Esta Palabra, en la que se expresa todo el misterio de Dios, tiene una esencial dimensión soteriológica. Es Palabra decisiva y decisoria. El hombre es situado ante ella y confrontado con ella. De su aceptación o rechazo depende la posesión de la vida eterna o la exclusión de la misma. No existe otro juicio (Jn 3, 18; 5, 24). La decisión del hombre ante la Palabra dictamina sobre su suerte definitiva.

5. DOBLE RELACIÓN CON DIOS. El pensamiento de la unidad y de la unión de Jesús con Dios puede crear confusión. La unidad supone la igualdad; la unión implica el esfuerzo por ajustar dos voluntades. Ambas se dan en Jesús. Ambas se expresan mediante la consideración de Jesús como el Hijo de Dios. El es igual que el Padre; se halla a su propio nivel; posee su misma naturaleza. De este modo el cuarto evangelio establece la relación de igualdad con Dios, una relación metafísica.
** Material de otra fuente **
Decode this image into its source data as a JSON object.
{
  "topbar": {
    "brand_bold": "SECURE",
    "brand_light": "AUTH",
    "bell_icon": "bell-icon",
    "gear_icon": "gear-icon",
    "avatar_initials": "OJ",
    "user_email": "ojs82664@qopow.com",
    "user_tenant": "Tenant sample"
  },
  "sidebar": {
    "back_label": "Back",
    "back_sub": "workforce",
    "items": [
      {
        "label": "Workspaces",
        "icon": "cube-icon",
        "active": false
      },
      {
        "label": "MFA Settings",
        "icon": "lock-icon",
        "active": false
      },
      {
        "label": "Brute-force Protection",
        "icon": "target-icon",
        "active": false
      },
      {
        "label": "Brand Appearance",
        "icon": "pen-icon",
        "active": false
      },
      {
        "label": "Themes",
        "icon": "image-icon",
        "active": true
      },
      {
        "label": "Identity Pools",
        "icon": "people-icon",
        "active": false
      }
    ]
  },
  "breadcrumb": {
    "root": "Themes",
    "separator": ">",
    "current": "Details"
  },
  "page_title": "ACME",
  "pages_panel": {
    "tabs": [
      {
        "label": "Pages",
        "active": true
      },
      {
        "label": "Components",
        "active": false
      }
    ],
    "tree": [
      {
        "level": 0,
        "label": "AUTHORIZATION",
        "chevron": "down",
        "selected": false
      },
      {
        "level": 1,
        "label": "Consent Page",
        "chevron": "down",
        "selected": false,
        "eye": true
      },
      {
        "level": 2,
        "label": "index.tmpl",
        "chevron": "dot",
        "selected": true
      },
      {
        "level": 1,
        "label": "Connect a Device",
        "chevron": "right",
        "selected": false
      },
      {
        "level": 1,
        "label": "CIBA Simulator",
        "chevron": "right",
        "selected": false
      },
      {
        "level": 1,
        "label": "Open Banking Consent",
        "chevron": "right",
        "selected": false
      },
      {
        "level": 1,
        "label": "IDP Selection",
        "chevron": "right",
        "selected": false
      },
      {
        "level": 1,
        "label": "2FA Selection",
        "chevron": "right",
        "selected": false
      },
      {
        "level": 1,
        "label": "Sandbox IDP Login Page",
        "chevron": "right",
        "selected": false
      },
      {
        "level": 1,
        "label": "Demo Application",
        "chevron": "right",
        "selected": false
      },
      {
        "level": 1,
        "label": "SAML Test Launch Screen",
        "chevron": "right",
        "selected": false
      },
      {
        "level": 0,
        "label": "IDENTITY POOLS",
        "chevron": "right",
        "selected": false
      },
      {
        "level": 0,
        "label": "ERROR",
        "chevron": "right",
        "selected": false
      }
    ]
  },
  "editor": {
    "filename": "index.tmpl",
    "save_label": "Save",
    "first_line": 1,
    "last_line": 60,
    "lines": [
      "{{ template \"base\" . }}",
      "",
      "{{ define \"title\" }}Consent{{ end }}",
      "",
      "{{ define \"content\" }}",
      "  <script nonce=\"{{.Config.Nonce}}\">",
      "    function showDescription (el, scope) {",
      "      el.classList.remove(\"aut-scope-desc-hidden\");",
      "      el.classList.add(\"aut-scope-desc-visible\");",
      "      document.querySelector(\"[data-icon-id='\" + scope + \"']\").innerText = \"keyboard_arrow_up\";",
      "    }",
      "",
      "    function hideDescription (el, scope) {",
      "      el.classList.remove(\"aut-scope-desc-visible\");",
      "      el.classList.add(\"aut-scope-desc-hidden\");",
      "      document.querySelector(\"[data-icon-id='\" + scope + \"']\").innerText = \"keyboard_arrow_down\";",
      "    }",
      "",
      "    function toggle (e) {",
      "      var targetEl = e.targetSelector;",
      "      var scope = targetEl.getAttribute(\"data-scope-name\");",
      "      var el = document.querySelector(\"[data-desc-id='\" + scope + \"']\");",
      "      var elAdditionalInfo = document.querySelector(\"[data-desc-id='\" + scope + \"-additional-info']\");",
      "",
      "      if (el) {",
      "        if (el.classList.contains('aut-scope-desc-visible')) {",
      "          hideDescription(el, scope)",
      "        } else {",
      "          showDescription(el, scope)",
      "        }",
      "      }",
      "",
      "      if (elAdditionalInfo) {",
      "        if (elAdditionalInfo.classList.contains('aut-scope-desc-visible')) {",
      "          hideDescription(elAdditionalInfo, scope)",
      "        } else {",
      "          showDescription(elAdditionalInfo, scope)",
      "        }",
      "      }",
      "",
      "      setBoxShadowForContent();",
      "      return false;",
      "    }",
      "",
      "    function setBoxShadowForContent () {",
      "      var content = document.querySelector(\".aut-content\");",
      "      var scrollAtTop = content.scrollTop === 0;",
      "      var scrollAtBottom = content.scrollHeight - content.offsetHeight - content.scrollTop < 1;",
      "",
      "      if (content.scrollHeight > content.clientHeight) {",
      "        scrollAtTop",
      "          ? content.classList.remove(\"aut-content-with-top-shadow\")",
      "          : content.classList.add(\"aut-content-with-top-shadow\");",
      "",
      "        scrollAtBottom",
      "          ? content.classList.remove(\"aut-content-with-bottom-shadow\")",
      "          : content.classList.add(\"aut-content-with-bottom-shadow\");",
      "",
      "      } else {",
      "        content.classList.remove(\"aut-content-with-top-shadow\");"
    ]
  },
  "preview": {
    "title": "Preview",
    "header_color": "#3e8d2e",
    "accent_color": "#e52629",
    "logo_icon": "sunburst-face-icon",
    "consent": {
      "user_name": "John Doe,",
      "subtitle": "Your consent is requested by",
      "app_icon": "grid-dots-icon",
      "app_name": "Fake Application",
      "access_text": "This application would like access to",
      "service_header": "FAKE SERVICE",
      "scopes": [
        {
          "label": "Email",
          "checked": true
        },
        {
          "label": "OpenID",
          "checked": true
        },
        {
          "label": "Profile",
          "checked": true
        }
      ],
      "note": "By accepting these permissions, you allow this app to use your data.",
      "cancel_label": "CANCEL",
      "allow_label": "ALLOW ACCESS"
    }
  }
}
Las expresiones al respecto se multiplican en el evangelio de Juan. La más clara y significativa es el primer versículo del evangelio. El Hijo de Dios, que se encarnó en Jesús de Nazaret, vive desde siempre con Dios.

El evangelio de Juan armoniza con perfecto equilibrio el pensamiento de la igualdad con el de la unión. Esta implica el esfuerzo por ajustar dos voluntades. Entramos en el terreno moral, en el campo en el que se desarrolla el tema de la obediencia (Jn 5, 19-30). Si la unidad expresa la igualdad del Hijo con el Padre, la unión manifiesta la obediencia del hombre Jesús de Nazaret a Dios, una relación de sumisión.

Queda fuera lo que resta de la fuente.